Blog Post

Food Safety Standards: A Double-Edged Sword?

In developed countries, talk of food safety regulations centers on public health – how to prevent outbreaks of food-borne illness and ensure high quality, nutritious food. For developing countries, though, increasing food safety regulations in food-importing countries can have significant economic implications as well. On the one hand, complying with higher food safety standards can be prohibitively costly, making it difficult for small farmers to access lucrative, high-value markets. On the other hand, higher standards can spur improvements in management techniques, technology adoption, and production, leading to increased incomes in the long run. And while the cost of meeting importing countries’ food safety standards can be daunting, the cost of not complying with those standards could be even higher – complete exclusion from developed country markets and a subsequent loss of exports.

A new note from the Investment Climate Department of the World Bank Group finds that three key factors need to be considered when discussing the economic and market impact of higher food safety standards: the effects of public standards (i.e., regulations imposed by importing countries’ governments), the effects of private standards (regulations imposed by individual private companies), and the impact of technical assistance to help farmers comply with both types of regulations.

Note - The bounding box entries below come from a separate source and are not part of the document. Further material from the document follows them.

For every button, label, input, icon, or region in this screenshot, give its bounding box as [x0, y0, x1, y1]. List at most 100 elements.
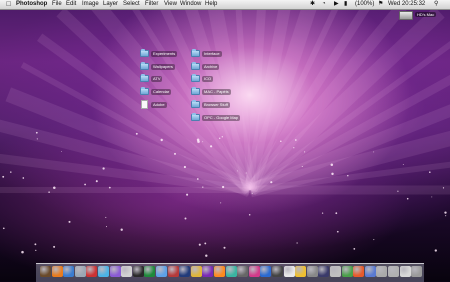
dock-app-icon[interactable] — [364, 266, 376, 277]
volume-icon[interactable]: ▶ — [334, 0, 339, 9]
wallpaper-star — [248, 214, 251, 216]
menu-window[interactable]: Window — [180, 0, 201, 9]
wallpaper-star — [353, 248, 356, 250]
dock-app-icon[interactable] — [248, 266, 260, 277]
dock-app-icon[interactable] — [98, 266, 109, 277]
wallpaper-star — [402, 163, 404, 165]
menu-layer[interactable]: Layer — [103, 0, 118, 9]
dock-app-icon[interactable] — [295, 266, 307, 277]
wallpaper-star — [105, 226, 108, 228]
dock-app-icon[interactable] — [51, 266, 63, 277]
wallpaper-star — [223, 246, 226, 249]
hard-drive-icon[interactable] — [399, 11, 413, 20]
wallpaper-star — [280, 140, 282, 142]
menu-select[interactable]: Select — [123, 0, 140, 9]
menu-filter[interactable]: Filter — [145, 0, 158, 9]
wallpaper-star — [184, 217, 187, 220]
dock-app-icon[interactable] — [272, 266, 283, 277]
wallpaper-star — [34, 243, 37, 246]
wallpaper-star — [431, 196, 433, 198]
menu-bar:  Photoshop File Edit Image Layer Select… — [0, 0, 450, 10]
wallpaper-star — [196, 138, 200, 142]
wallpaper-star — [397, 190, 399, 192]
wallpaper-star — [347, 174, 349, 177]
wallpaper-star — [202, 186, 204, 188]
wallpaper-star — [84, 183, 86, 186]
dock-app-icon[interactable] — [260, 266, 272, 277]
folder-label: OPC - Google Map — [202, 115, 241, 121]
dock-app-icon[interactable] — [179, 266, 191, 277]
dock-app-icon[interactable] — [388, 266, 399, 277]
dock-app-icon[interactable] — [144, 266, 156, 277]
folder-label: Browser Stuff — [202, 102, 230, 108]
dock-app-icon[interactable] — [306, 266, 318, 277]
wallpaper-star — [209, 145, 213, 148]
dock-app-icon[interactable] — [214, 266, 225, 277]
wallpaper-star — [68, 220, 71, 223]
menubar-clock[interactable]: Wed 20:25:32 — [388, 0, 425, 9]
dock-app-icon[interactable] — [190, 266, 202, 277]
input-flag-icon[interactable]: ⚑ — [378, 0, 383, 9]
menu-file[interactable]: File — [52, 0, 62, 9]
wallpaper-star — [221, 185, 225, 189]
wallpaper-star — [294, 139, 297, 141]
folder-icon — [191, 87, 200, 95]
wallpaper-star — [186, 193, 189, 196]
dock-app-icon[interactable] — [318, 266, 330, 277]
wifi-icon[interactable]: ◔ — [322, 0, 326, 9]
folder-label: Interface — [202, 51, 222, 57]
dock-app-icon[interactable] — [237, 266, 249, 277]
menu-edit[interactable]: Edit — [66, 0, 76, 9]
menu-photoshop[interactable]: Photoshop — [16, 0, 47, 9]
dock-app-icon[interactable] — [109, 266, 121, 277]
dock-app-icon[interactable] — [121, 266, 133, 277]
dock-app-icon[interactable] — [411, 266, 423, 277]
battery-percent[interactable]: (100%) — [355, 0, 374, 9]
dock-app-icon[interactable] — [399, 266, 411, 277]
folder-icon — [191, 74, 200, 82]
dock-app-icon[interactable] — [341, 266, 353, 277]
dock-app-icon[interactable] — [225, 266, 237, 277]
wallpaper-star — [53, 186, 56, 189]
wallpaper-star — [321, 212, 324, 214]
wallpaper-star — [35, 249, 37, 252]
wallpaper-star — [22, 177, 25, 179]
spotlight-search-icon[interactable]: ⚲ — [434, 0, 438, 9]
wallpaper-star — [270, 181, 273, 184]
menu-image[interactable]: Image — [82, 0, 99, 9]
wallpaper-star — [336, 230, 339, 233]
dock-app-icon[interactable] — [330, 266, 341, 277]
folder-label: Archive — [202, 64, 220, 70]
dock-app-icon[interactable] — [132, 266, 144, 277]
dock-app-icon[interactable] — [353, 266, 365, 277]
dock-app-icon[interactable] — [74, 266, 86, 277]
wallpaper-star — [237, 170, 238, 172]
bluetooth-icon[interactable]: ✱ — [310, 0, 315, 9]
folder-label: Experiments — [151, 51, 178, 57]
wallpaper-star — [53, 245, 56, 248]
dock-app-icon[interactable] — [376, 266, 388, 277]
wallpaper-star — [48, 191, 50, 193]
dock-app-icon[interactable] — [202, 266, 214, 277]
wallpaper-star — [108, 186, 111, 189]
battery-icon[interactable]: ▮ — [344, 0, 347, 9]
menu-view[interactable]: View — [164, 0, 177, 9]
dock-app-icon[interactable] — [40, 266, 51, 277]
folder-icon — [191, 113, 200, 121]
wallpaper-star — [102, 167, 105, 170]
wallpaper-star — [61, 151, 62, 152]
wallpaper-star — [21, 250, 24, 254]
dock-app-icon[interactable] — [63, 266, 75, 277]
folder-label: ATV — [151, 76, 163, 82]
wallpaper-star — [35, 131, 38, 134]
dock-app-icon[interactable] — [283, 266, 295, 277]
folder-label: MAC - Papéis — [202, 89, 231, 95]
menu-help[interactable]: Help — [205, 0, 217, 9]
wallpaper-star — [105, 216, 107, 218]
dock-app-icon[interactable] — [167, 266, 179, 277]
wallpaper-star — [174, 152, 176, 155]
dock-app-icon[interactable] — [86, 266, 98, 277]
hard-drive-label[interactable]: HD's Mac — [415, 12, 437, 17]
apple-logo-icon[interactable]:  — [6, 0, 11, 9]
dock-app-icon[interactable] — [156, 266, 167, 277]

In a review of 10 studies of high-value horticultural exports conducted in 14 countries, the note’s authors find that compliance with private food safety standards led to higher export sales and prices, revenues, and incomes. Firms’ adoption of new technologies to help them meet higher importer standards also had important effects on other agricultural sectors. The use of improved technologies often spilled over into staple crops as well, increasing production of important domestic food sources, reducing farm workers’ exposure to pesticides, and stabilizing or even increasing incomes for farm laborers. The cost of meeting private standards can sometimes exclude smallholders, but research also suggests that transaction costs decline over time, allowing small farmers to adapt.

Compliance with public standards can be more costly, but these standards are also riskier to neglect. Recent history is rife with cases of high-income countries excluding developing country firms, and even some countries as a whole, from their markets because of a failure to comply with higher safety standards (for example, the EU ban on fishery products from Kenya in 1997-2000 and the US ban on raspberries from Guatemala in 1997-98). Such exclusion can result in a significant loss of revenue in the exporting country and has caused many developing country firms to go out of business. For firms that do manage to comply with the importing country’s stricter standards, the high cost of doing so can mean lower profits.

Whether the standards are set by importing country governments or by private buyers, technical assistance – from governments, donor institutions, or farmers’ groups and exporting firms – can go a long way toward helping smallholders improve the quality of their product and break into higher value markets. The note concludes with a call for further research to look into how public-private partnerships can be used to increase smallholders’ ability to break into higher value markets, as well as to spur regional and South-South trade as markets modernize in developing countries.